Wochenende in Ehrenfeld. Im 'Goldmund' eine Diskussion über den türkischen Autor und Nobelpreisträger Orhan Pamuk. Die hatte Windungen und Wendungen: interessant! Pamuk sitzt zwischen allen Stühlen. Für die Nationalisten ist er zu wenig patriotisch, für die Linken zu unkritisch, für die Religiösen zu wenig religiös. Und für die Leser? Er kreiert Bilder, was er schreibt ist reine Poesie, sagt jemand, ein Mann bestätigt, der Schnee sei genau so, wie er ihn schildere, genau so. Jemand sagt, einfache Menschen lesen seine Bücher nicht, seine Sätze seien zu kompliziert.
Thomas Mann, Kafka, würden sie sich heute verkaufen können, wenn sie nicht schon längst zum Kanon gezählt würden? Wären ihre Bilder, ihre Sätze heute nicht auch viel zu kompliziert? Jeder Schreiber braucht einen Leser. Dieser Leser, diese Leserin also, muss ihn (sie) aber auch verstehen können. Wir müssen wieder 'lesen' lernen. Wer versteht denn noch die Filmsprache eines Truffaut (wo bleibt die Action?), wer versteht noch die Sprache des Theaters (nein, nicht Musical, wo der Sänger mit dem amerikanischen Akzent ganz viel Text in ganz wenig aufgepumpte Musik pressen muss)?
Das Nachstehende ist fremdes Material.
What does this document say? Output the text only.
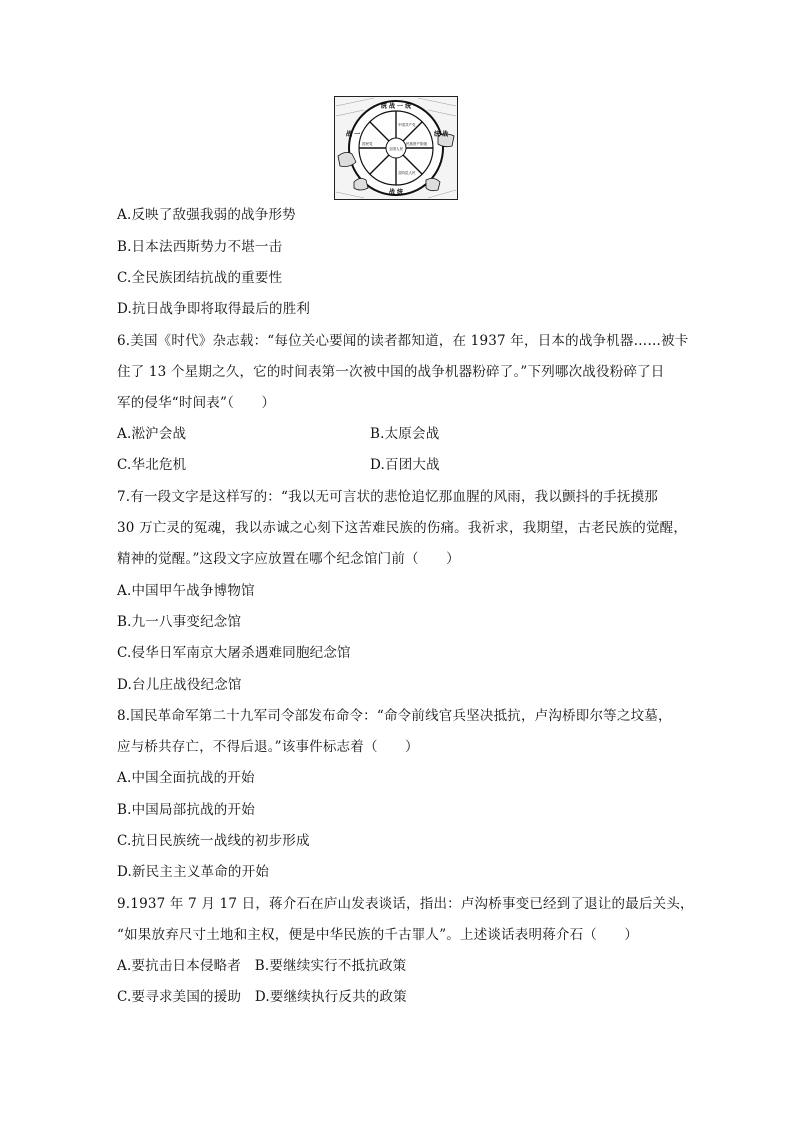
统 战 一 统
战 一	统 战
战 统
中国共产党
国民党	民族资产阶级
各阶层人民
全国人民
A.反映了敌强我弱的战争形势
B.日本法西斯势力不堪一击
C.全民族团结抗战的重要性
D.抗日战争即将取得最后的胜利
6.美国《时代》杂志载：“每位关心要闻的读者都知道，在 1937 年，日本的战争机器……被卡
住了 13 个星期之久，它的时间表第一次被中国的战争机器粉碎了。”下列哪次战役粉碎了日
军的侵华“时间表”（　　）
A.淞沪会战	B.太原会战
C.华北危机	D.百团大战
7.有一段文字是这样写的：“我以无可言状的悲怆追忆那血腥的风雨，我以颤抖的手抚摸那
30 万亡灵的冤魂，我以赤诚之心刻下这苦难民族的伤痛。我祈求，我期望，古老民族的觉醒，
精神的觉醒。”这段文字应放置在哪个纪念馆门前（　　）
A.中国甲午战争博物馆
B.九一八事变纪念馆
C.侵华日军南京大屠杀遇难同胞纪念馆
D.台儿庄战役纪念馆
8.国民革命军第二十九军司令部发布命令：“命令前线官兵坚决抵抗，卢沟桥即尔等之坟墓，
应与桥共存亡，不得后退。”该事件标志着（　　）
A.中国全面抗战的开始
B.中国局部抗战的开始
C.抗日民族统一战线的初步形成
D.新民主主义革命的开始
9.1937 年 7 月 17 日，蒋介石在庐山发表谈话，指出：卢沟桥事变已经到了退让的最后关头，
“如果放弃尺寸土地和主权，便是中华民族的千古罪人”。上述谈话表明蒋介石（　　）
A.要抗击日本侵略者　B.要继续实行不抵抗政策
C.要寻求美国的援助　D.要继续执行反共的政策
"This is my life" säuselt eine Band im Fernsehen. Nein, es ist eine deutsche Tele-Novela mit Rosen im Titel, es sind Schauspieler, bei denen das 'spieler' gestrichen werden muss. Eine Aneinanderreihung von Klischees, aufgepumpter, durchsichtiger Mist. Das verstehen fast alle, deshalb wird auch immer mehr Mist produziert. Clips, Gericht, Volksmusik.
Also, Fernsehen aus. Lesen! Das Lesen jenseits von Dan Brown, Rosamunde Soundsoviel und Harry Potter, ist aber offensichtlich, zumindest öffentlich, nur noch als augenzwinkerndes, schmunzelkompatibles, von Dreigang-Menus umspieltes Pointensuchen erwünscht. Also, zu hause bleiben und Kafka lesen. Oder in ein richtiges Theater gehen und ein richtiges Theaterstück ansehen, zum Beispiel Brecht im TAS. Jaja.
Guten Abend
Zusatz:
Birgitt Schippers im Dom Radio 7. 11. 06:
"Regisseur und Theaterleiter Joe Knipp schafft es, ein an sich sprödes Stück, witzig und unterhaltsam zu inszenieren, ohne dass die Tiefgründigkeit verloren ginge. So verblüffend einfach und unwiderstehlich wie die Mechanismen des Lebens, so ist auch das Bühnenbild. Quer durch das Publikum geht ein Laufsteg, auf dem die Soldateska marschiert. Die Pagode auf der Bühne ist ein Bretterverschlag, der durch ein kleines Schild als Tempel markiert wird. Und der Elefant ist ein Leinentuch, das von einem der Soldaten wie eine Marionette mit Stöcken bewegt wird. Ein menschliches Puppentheater wird vorgeführt – mit erschreckenden Folgen.
Tief beeindruckend in ihrer Intensität und Wandlungsfähigkeit ist Marietta Bürger, die sowohl in die Rolle der Frau des Packers, wie Fischweib oder Marketenderin schlüpft und die Unerbittlichkeit des Daseins mit einem feinen, disziplinierten Augenzwinkern vermittelt. „Mann ist Mann“ ist ein unbedingt sehenswertes Theatererlebnis am Theater am Sachsenring, das dieses Jahr sein zwanzigjähriges Jubiläum feiert und sein Publikum auch mit seiner jüngsten Produktion begeistern konnte."